Migratory shorebirds have some of the highest fat loads among birds, especially species which migrate long distances. The upland sandpiper Bartramia longicauda makes long‐distance migrations twice a year, but variation in body condition or timing of feather molt during the non‐breeding season has not been studied. Molt is an important part of the annual cycle of migratory birds because feather condition determines flight performance during migration, and long‐distance movements are energetically costly. However, variation in body condition during molt has been poorly studied.
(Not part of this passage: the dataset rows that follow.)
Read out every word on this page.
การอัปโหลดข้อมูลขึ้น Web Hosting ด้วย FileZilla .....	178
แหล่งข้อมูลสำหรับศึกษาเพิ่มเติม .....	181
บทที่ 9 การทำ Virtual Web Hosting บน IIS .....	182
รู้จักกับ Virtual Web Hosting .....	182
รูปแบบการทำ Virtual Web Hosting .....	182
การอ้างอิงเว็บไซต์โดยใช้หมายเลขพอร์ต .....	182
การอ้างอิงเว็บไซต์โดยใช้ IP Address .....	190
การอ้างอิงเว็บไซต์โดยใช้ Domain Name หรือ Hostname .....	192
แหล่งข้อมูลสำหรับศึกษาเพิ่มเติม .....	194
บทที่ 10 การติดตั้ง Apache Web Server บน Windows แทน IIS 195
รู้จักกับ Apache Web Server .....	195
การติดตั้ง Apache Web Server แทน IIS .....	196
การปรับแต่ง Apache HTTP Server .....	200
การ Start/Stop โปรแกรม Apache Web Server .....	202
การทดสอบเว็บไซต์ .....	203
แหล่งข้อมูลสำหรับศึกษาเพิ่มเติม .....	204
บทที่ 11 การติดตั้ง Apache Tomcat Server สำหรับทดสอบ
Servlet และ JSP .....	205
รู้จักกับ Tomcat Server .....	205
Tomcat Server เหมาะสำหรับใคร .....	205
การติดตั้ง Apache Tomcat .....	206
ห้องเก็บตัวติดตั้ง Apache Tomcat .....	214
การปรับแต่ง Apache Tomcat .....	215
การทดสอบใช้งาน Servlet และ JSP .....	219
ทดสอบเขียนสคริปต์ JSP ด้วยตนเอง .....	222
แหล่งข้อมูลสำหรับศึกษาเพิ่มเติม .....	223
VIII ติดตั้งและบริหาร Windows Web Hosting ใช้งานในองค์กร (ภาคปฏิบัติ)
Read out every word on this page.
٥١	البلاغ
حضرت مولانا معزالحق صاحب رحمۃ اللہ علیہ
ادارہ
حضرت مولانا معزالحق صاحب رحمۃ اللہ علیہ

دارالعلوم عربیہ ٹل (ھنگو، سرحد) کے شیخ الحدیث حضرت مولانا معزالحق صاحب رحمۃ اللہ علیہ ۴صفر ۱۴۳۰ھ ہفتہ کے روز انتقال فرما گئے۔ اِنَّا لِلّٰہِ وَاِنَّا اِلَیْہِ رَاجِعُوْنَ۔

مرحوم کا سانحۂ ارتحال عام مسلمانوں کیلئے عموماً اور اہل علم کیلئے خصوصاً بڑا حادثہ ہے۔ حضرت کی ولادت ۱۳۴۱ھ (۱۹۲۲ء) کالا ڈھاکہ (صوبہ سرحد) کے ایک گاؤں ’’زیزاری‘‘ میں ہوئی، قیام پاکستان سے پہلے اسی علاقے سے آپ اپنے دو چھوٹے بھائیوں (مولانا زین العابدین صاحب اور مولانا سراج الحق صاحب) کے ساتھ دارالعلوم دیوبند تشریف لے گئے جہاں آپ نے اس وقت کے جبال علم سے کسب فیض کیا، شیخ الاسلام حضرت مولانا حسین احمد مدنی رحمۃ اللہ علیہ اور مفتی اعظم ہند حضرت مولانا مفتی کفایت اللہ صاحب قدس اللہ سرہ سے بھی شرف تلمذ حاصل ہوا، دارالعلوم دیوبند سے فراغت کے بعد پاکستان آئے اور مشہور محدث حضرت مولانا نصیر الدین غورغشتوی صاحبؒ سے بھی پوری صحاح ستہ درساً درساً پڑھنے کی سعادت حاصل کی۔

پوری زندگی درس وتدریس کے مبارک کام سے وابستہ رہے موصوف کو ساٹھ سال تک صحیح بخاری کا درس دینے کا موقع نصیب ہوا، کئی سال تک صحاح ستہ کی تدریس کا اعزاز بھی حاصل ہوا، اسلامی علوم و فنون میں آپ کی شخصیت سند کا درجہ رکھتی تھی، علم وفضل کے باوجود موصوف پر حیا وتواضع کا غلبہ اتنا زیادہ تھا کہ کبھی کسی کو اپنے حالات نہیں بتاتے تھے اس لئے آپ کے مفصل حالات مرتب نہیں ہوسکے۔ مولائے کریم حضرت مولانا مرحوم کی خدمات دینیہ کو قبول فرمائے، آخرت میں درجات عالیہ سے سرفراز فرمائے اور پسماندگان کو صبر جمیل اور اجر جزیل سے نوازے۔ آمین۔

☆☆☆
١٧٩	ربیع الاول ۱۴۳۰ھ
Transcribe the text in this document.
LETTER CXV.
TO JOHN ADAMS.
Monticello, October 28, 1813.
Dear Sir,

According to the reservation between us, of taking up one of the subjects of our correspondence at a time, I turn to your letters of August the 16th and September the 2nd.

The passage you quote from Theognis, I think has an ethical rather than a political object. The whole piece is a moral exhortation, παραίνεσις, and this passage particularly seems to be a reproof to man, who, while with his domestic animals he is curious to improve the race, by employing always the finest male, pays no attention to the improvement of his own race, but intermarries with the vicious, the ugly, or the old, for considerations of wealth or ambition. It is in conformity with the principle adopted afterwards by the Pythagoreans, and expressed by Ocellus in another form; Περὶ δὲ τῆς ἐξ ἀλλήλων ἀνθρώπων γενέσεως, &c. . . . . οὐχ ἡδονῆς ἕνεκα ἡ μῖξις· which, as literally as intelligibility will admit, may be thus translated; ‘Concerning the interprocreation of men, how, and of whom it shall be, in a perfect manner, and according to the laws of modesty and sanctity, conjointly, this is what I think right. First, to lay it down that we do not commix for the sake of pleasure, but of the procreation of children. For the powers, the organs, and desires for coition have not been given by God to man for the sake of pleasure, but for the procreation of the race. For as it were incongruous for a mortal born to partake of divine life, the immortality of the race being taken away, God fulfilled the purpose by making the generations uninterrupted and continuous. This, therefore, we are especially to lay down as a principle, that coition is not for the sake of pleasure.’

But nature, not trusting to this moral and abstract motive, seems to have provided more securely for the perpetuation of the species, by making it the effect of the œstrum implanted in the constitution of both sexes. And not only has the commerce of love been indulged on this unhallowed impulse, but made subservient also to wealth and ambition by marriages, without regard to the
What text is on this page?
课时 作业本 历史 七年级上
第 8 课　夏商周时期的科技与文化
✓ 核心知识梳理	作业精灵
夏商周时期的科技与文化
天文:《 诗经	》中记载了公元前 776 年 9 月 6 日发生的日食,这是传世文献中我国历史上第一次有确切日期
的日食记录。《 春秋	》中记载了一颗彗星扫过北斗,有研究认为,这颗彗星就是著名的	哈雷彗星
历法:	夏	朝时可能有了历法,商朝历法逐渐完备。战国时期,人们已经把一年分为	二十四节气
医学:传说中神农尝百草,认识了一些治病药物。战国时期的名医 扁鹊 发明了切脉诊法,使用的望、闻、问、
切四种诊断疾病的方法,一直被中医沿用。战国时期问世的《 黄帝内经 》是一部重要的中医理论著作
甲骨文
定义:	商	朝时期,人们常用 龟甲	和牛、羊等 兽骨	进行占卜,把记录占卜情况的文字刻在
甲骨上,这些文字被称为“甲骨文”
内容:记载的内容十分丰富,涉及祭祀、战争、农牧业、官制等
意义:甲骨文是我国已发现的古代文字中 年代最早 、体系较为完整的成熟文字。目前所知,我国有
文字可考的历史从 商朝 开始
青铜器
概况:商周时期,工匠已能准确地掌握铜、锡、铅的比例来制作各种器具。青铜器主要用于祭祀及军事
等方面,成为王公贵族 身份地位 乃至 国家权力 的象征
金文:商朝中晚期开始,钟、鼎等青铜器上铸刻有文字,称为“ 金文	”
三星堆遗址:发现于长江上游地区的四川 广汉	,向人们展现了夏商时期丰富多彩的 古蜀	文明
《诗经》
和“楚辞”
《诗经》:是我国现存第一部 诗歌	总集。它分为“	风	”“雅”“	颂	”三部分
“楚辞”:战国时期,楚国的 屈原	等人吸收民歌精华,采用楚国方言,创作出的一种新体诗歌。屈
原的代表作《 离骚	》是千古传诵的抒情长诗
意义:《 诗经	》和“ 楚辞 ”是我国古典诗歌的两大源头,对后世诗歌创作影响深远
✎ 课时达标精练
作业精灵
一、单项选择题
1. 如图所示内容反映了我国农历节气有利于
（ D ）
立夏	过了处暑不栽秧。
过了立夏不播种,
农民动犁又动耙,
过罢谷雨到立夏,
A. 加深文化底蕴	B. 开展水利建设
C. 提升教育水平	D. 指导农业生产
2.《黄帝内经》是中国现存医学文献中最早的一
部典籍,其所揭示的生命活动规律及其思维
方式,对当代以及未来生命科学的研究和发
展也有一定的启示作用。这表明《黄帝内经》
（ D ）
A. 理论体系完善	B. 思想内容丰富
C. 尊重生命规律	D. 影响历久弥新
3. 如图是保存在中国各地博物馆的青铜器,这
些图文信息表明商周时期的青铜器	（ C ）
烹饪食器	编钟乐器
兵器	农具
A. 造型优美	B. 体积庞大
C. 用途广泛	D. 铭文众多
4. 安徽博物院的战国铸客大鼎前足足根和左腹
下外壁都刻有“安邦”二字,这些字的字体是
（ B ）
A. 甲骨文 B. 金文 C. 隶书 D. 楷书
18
The objective of our field study was to examine the timing and patterns of feather molt of a long distance migratory shorebird during the non‐breeding season and test for relationships with body size, fat depots, mass, and sex. Field work was conducted at four ranches in the Northern Campos of Uruguay (Paysandú and Salto Departments). We captured and marked 62 sandpipers in a 2‐month period (Nov–Jan) during four non‐breeding seasons (2008–2012). Sex was determined by genetic analyses of blood samples taken at capture. Molt was measured in captured birds using rank scores based on published standards. Body mass and tarsus length measurements showed female‐biased sexual size dimorphism with males smaller than females. Size‐corrected body mass (body condition) showed a U‐shaped relationship with the day of the season, indicating that birds arrived at non‐breeding grounds in relatively good condition. Arriving in good body condition at non‐breeding grounds is probably important because of the energetic demands due to physiological adjustments after migration and the costs of feather molt.